Ma i sogni servono …purché non diventino incubi!

LUGAGNANO: FIERA FREDDA E …CALDA ACCOGLIENZA

La giornata di ieri a Lugagnano, come già detto in precedenti post, è stata caratterizzata dal una calda accoglienza organizzata dalla proloco insieme ad altri soggetti dell’associazionismo locale e dalle istituzioni ( difficile citarle tutte ma d’obbligo il giovane Sindaco e il presidente della proloco).

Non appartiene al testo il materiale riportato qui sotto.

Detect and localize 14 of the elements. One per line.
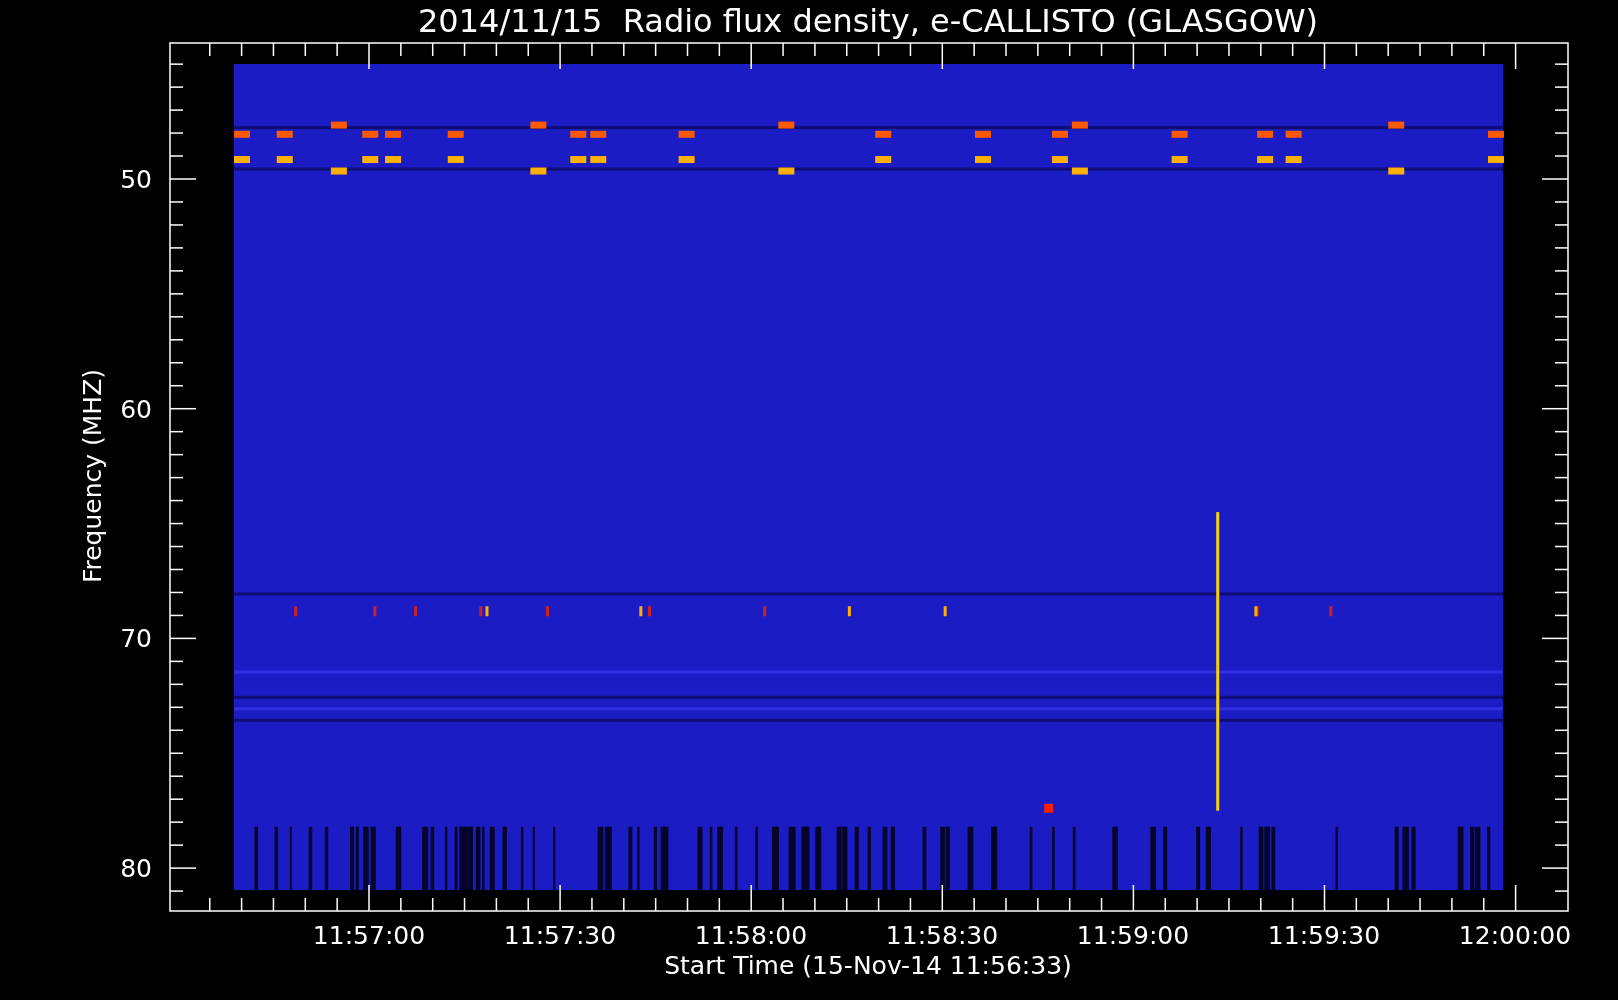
x-tick-label: 11:58:30	[885, 921, 999, 950]
x-axis-label: Start Time (15-Nov-14 11:56:33)	[664, 951, 1072, 980]
x-tick-label: 12:00:00	[1458, 921, 1572, 950]
x-tick-label: 11:58:00	[694, 921, 808, 950]
y-tick-label: 60	[120, 394, 152, 424]
y-tick-label: 50	[120, 165, 152, 194]
x-tick-label: 11:59:00	[1076, 921, 1190, 950]
y-tick-label: 70	[120, 624, 152, 654]
y-axis-label: Frequency (MHZ)	[78, 368, 107, 584]
x-tick-label: 11:59:30	[1267, 921, 1381, 950]
plot-title: 2014/11/15 Radio flux density, e-CALLISTO (GLASGOW)	[418, 2, 1318, 40]
y-tick-label: 80	[120, 854, 152, 884]
x-tick-label: 11:57:00	[312, 921, 426, 950]
x-tick-label: 11:57:30	[503, 921, 617, 950]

Non solo castagne, non solo vino ( che hanno avuto un meritato successo popolare), ma anche altri prodotti della terra, della nostra terra e dei trasformatori di tali produzioni…degli ottimi trasformatori.

Se le associazioni dei produttori e la giunta sapranno mettere a frutto questo successo ….tutto meritato….allora si avvierà una fase interessante per le ricadute in termini di reddito locale.

A Chiavenna o a Lugagnano potrebbe nascere un vero farmer shop a kilometri zero con vini, olio d’oliva della Valvezzeno ( che idea fantastica!), formaggi locali, ecc…..

Certo di strada da fare ce n’è parecchia…..ma le idee non mancheranno e neppure i canali finanziari per portare a casa tale risultato.

Certo Lugagnano ha dato un bel contributo all’affermazione di quello che da sempre definiamo le nostre eccellenze.

Ma attenzione…a nostro parere…deve valere  la logica del comprensorio e non dell’ isolamento; un paese da solo non va lontano se non fa sistema…due giovani sindaci….quattro giovani sindaci della valdarda-valtolla lo avran capito? Di chi stiamo parlando?  …ma dei sindaci, tutti giovani, di Castell’Arquato, Lugagnano, Vernasca e Morfasso!

Avete un patrimonio invidiabile e un associazionismo di alto livello: pensate alle vostre eccellenti pro-loco….Vezzolacca insieme e quelle di Lugagnano, morfasso, Vernasca, Castell’Arquato….e non solo!